Action 5: Statement from Foreign public funds on optimism abut the long-term investment opportunities of Chinese assets
JPMorgan Asset Management believes that the current A-share market foundation remains solid from the perspectives of policy, capital, investor sentiment and other factors. Once fully reacting to the slew of risks, the market is expected to regain its upward trend. JPMorgan Asset Management remains optimistic about the long-term investment opportunities of Chinese assets. On macro level, China is at the starting point of a cyclical recovery, and Trump's tariff policy poses challenges to the global trade pattern. Under increasing export pressure, policies to stabilize growth and stimulate domestic demand are expected to come out earlier than the market had previously expected, which may bring marginal ease to the impact of tariffs on the economy. At the micro level, technological independence, "domestic circulation, stable growth", and expanding opening up to non-US regions may be opportunities that investors can pay attention to.
The Morgan Stanley Investment Management China pointed out that in the long run, the United States' extreme pressure on its trading partners is not normal. Companies will find ways to suit their own profit models in international trade, and China will still bring cost-effective products with its strong manufacturing capabilities. In this systematic market decline, there are many wrongly affected assets. Those high-quality companies with hardly impacted fundamentals, strong operating capabilities and stable business models, which dropped sharply in price due to market sentiment, deserve more attention.
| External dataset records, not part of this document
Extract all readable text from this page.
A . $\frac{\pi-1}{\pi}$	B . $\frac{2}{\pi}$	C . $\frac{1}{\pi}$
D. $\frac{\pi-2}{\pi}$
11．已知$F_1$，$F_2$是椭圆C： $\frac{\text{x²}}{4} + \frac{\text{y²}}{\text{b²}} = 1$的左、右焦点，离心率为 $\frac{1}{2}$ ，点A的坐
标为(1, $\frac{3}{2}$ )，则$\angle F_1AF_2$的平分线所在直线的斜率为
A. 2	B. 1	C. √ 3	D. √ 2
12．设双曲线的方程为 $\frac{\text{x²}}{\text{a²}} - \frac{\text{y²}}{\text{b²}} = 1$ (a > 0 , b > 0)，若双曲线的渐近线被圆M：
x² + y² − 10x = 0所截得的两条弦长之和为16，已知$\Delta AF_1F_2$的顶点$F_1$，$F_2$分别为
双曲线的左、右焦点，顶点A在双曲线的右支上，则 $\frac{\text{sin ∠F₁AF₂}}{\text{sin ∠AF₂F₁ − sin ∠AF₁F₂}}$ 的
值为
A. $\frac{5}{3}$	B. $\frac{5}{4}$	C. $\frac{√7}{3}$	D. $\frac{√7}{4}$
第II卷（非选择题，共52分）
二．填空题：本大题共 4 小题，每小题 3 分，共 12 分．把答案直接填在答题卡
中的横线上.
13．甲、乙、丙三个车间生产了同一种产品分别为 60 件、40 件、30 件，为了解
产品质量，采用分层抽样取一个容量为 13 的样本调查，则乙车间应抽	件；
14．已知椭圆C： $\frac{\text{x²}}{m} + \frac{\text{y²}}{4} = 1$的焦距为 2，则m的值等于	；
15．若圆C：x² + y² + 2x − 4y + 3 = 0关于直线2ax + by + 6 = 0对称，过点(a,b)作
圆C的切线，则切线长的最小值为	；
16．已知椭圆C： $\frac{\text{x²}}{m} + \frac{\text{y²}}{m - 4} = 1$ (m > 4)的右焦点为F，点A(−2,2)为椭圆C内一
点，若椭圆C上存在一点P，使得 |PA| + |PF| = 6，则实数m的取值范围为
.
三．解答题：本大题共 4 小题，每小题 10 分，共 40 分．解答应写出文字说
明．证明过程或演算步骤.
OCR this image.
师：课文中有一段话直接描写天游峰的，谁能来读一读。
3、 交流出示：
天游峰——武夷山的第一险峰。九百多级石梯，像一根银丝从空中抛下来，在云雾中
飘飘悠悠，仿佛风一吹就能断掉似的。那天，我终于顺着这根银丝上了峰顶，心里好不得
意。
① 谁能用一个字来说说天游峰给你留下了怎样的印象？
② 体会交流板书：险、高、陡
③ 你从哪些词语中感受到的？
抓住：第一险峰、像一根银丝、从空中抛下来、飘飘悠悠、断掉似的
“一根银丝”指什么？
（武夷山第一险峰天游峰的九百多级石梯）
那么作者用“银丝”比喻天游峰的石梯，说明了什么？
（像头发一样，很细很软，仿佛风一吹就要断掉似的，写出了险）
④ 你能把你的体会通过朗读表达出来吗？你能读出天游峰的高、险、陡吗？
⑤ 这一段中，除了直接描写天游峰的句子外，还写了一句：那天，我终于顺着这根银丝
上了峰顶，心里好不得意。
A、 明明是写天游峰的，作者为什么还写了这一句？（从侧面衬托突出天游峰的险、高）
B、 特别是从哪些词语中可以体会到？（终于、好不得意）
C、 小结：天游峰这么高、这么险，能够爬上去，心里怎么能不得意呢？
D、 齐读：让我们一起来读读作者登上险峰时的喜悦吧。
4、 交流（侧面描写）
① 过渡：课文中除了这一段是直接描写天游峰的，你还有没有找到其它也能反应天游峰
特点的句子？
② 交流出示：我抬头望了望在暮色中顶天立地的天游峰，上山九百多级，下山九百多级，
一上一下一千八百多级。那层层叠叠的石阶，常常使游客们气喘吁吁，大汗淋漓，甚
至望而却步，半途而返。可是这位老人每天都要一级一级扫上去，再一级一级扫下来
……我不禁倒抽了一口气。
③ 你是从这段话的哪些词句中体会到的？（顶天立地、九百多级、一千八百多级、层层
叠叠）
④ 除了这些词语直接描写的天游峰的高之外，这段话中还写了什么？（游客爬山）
Manulife Fund believes that the game between China and the United States will go on for a long term, and severe tariffs are means of competition. The short-term impact of high tariffs should not be underestimated, but the long-term strategic opportunities implied for investors should not be underestimated either. Three medium- and long-term trends are showing window of opportunities:
First, the period for strategically optimizing China's international circulation pattern has come. China has deeply engaged in the urbanization process of countries along the Belt and Road initiative. China-EU cooperation is a strong path against severe tariffs. Those are all potential sources of growth in international demand.
Second, domestic demand will be stimulated to support China's economy. Policies will focus on tapping the potential of the resident sector. High-quality enterprises may also shift their focus on finding sources of demand to the domestic market. The development of new paradigm for aggregate economic operation may be accelerated.
Third, the trend in technology industry has become the key to China's transformation and development in the competition between China and the United States. It is time to restart investment in these trends in technology industry.
In addition, in response to Trump's list of U.S. requests such as "reshoring manufacturing", Wang Yi, Director of the Quantitative Investment Department at CSOP Asset Management, stated that the tariff policy will not turn manufacturing back to the U.S. in the short term (for example, 1-2 years). Businesses will still be looking for new destinations to operate around the world, but costs will rise. If the U.S. economy falls into recession, tariff revenues may not be enough to offset the increase in spending. So far, it seems that no economy or risky assets have really benefited from this tariff policy.